Q. What’s going on with the 2001–2003 tax cuts? 

 

A. The marginal rate cuts and the family tax relief of the bipartisan tax reform that was enacted in 2001 and 2003 are among the most important issues facing this Congress. These cuts are scheduled to expire in December 2010. If Congress doesn’t act, Americans will be hit with the biggest tax increase in history, and it will happen without a vote of Congress.

 

I got the 2001 tax relief through Congress as Chairman of the Finance Committee. It was the biggest tax cut in a generation, and it passed with strong bipartisan support. The legislation reduced the tax rate on families in the lowest income tax bracket from 15 to 10 percent. It removed millions of very low-income people from the federal tax rolls entirely. It increased the child tax credit from $500 to $1,000. My bill included marriage penalty relief. It created the first-ever tax deduction for tuition, extended the tax deductibility of interest on student loans, and expanded the tax-free college savings plans known as 529s. In 2003, to help the economic recovery after 9-11, I worked to get through tax relief for dividends and capital gains in order to help spur economic growth. The expanding economy helped reduce the annual budget deficit from $415 billion in 2004 to $167 billion in 2007. In addition, the 2001 and 2003 tax relief bills I sponsored made the tax system more progressive.

 

Q. Why should these tax cuts be extended?

 

A. If tax relief enacted since 2001 is allowed to expire, a family of four with two kids who earn $50,000 today would see a $2,155 increase in its tax bill. More than six million low-income people who currently have no federal income tax liability would be subject to the individual income tax.
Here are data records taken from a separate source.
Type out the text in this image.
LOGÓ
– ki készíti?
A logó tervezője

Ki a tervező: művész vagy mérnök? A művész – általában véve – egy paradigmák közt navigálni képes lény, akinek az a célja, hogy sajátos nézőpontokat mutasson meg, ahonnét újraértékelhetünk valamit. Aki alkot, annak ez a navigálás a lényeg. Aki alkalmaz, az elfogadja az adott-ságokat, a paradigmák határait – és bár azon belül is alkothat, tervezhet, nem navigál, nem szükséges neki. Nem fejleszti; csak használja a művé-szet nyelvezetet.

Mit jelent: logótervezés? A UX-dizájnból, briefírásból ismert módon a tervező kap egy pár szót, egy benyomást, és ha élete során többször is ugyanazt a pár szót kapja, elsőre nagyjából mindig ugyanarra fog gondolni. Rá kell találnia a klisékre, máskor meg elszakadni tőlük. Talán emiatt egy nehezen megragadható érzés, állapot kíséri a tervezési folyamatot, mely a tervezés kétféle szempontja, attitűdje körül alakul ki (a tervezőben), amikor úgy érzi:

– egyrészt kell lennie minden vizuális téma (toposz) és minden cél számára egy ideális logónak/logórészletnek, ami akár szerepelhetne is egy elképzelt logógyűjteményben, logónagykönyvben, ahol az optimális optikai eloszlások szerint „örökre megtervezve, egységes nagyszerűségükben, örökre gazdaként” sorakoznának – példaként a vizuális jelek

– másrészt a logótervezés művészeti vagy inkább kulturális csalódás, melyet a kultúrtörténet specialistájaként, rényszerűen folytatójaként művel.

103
About half the heavy tax increases would fall on small business owners and the top marginal rate on small business owners would rise by almost 17 percent. Small businesses create 70 percent of net new jobs, and it will be a lot harder for them to hire more workers if their taxes skyrocket. Beyond that, if Congress doesn’t act to extend the expiring tax policies, the top capital gains rate will rise by 33 percent, and the top dividend rate could nearly triple, which would inhibit investment and the kind of private-sector economic activity that creates jobs.

 

Washington needs to learn that leaving more money in people’s pockets unleashes a positive chain reaction for the economy. On the other hand, government spending doesn’t create wealth, it only consumes wealth and doesn’t make America’s economy stronger. It’s up to the leadership of Congress to extend expiring tax relief for families, individuals, small businesses, entrepreneurs and job creation.